Tiap malam juga Lala tak pernah absen memimpikan sesuatu yang aneh yang ia duga sebagai 'wet dream', namun kali ini ia bisa merasakan aura yang membuatnya merasa sesak di dadanya. Yah, walaupun hingga kini Lala juga belum tahu wajah pria yang ada di mimpinya tersebut.
Sembari mengusap tengkuknya yang merinding, Lala buru-buru keluar dari kamarnya. Di depan kamar terlihat Velo yang sedang bersidekap dada dan mengetuk-ngetuk kakinya.
"Lama bang-" kalimatnya terpotong karena Lala langsung menggandeng tangan Velo membuat laki-laki itu tersentak kaget.
"Bang Ale engga ikut?" tanya Lala memasuki kereta kuda mereka.

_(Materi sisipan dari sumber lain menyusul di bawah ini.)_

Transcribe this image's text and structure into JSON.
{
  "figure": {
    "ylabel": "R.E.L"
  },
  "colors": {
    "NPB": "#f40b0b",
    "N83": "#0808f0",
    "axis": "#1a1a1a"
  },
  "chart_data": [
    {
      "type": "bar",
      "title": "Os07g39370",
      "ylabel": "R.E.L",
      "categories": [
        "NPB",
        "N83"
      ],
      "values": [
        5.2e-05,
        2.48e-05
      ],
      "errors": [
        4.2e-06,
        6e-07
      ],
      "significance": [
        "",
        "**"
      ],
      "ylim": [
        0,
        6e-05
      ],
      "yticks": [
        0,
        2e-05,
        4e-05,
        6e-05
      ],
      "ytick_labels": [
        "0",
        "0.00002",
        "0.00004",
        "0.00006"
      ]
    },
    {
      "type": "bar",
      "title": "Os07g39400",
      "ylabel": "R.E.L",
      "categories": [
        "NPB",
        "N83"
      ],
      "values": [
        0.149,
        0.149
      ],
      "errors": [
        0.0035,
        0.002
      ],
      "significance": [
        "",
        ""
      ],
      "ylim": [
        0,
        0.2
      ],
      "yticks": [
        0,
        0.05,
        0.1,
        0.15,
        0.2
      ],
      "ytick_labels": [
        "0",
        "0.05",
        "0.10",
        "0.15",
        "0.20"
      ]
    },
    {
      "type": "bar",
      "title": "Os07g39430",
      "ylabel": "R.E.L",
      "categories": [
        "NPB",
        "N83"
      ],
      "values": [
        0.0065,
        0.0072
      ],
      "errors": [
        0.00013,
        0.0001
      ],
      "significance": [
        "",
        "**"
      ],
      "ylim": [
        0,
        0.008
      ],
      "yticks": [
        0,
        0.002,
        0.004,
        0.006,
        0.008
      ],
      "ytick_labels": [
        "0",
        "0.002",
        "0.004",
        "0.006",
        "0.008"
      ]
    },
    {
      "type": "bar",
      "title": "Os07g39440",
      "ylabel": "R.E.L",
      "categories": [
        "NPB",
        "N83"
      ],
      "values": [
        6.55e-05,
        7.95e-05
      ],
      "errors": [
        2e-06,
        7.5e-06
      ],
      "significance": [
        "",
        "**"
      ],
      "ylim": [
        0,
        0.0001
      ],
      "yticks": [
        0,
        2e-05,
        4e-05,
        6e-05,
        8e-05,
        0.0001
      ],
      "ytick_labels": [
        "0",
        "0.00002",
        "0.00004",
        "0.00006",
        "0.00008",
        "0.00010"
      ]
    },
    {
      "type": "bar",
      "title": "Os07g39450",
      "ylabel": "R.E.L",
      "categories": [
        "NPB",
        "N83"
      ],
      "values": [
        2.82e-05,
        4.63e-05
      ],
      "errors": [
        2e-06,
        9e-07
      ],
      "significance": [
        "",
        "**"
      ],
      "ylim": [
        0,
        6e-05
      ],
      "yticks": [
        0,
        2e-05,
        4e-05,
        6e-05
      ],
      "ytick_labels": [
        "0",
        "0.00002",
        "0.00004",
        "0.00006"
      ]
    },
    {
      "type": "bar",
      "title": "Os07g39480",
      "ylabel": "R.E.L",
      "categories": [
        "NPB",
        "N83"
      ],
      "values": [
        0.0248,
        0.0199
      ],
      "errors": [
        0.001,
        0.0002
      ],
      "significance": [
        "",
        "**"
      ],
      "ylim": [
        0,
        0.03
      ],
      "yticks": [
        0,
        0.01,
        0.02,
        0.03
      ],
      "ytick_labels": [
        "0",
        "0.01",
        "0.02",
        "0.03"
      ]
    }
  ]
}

"Masih ada urusan sama papah," balas Velo masih terus memperhatikan kembarannya yang nampak agak pucat hari ini. Lala yang merasa di perhatikan pun menoleh, "Apa?"
"Lala hari ini sehatkan?"
"Menurut Velo? Lihat nih udah cantik ka-"
"Oke, jika kamu mulai cerewet berarti sehat."
"Huh, yang cerewet itu kamu. Lala mah orangnya pendiem," sinis Lala tak terima dirinya dikatakan cerewet. Velo tak menanggapi perkataannya, seengganya laki-laki itu cukup lega melihat kembarannya yang memang baik-baik saja tidak seperti dugaannya.
"Pertama kita bergi nyari sepatu," usul Lala ketika kereta kuda mereka tiba di pasar yang terlihat banyak orang yang berlalu-lalang.
"Kita turun aja yuk, kayaknya kalo pake kereta pasti lama," ujar Lala melihat keadaan pasar itu yang memang di rasa jika mereka menaiki kereta akan memakan waktu yang cukup lama, lebih baik mereka berjalan kaki saja.
"Tapi-"
"Kalo naik kereta pasti lama," potong Lala sebelum kembarannya itu protes.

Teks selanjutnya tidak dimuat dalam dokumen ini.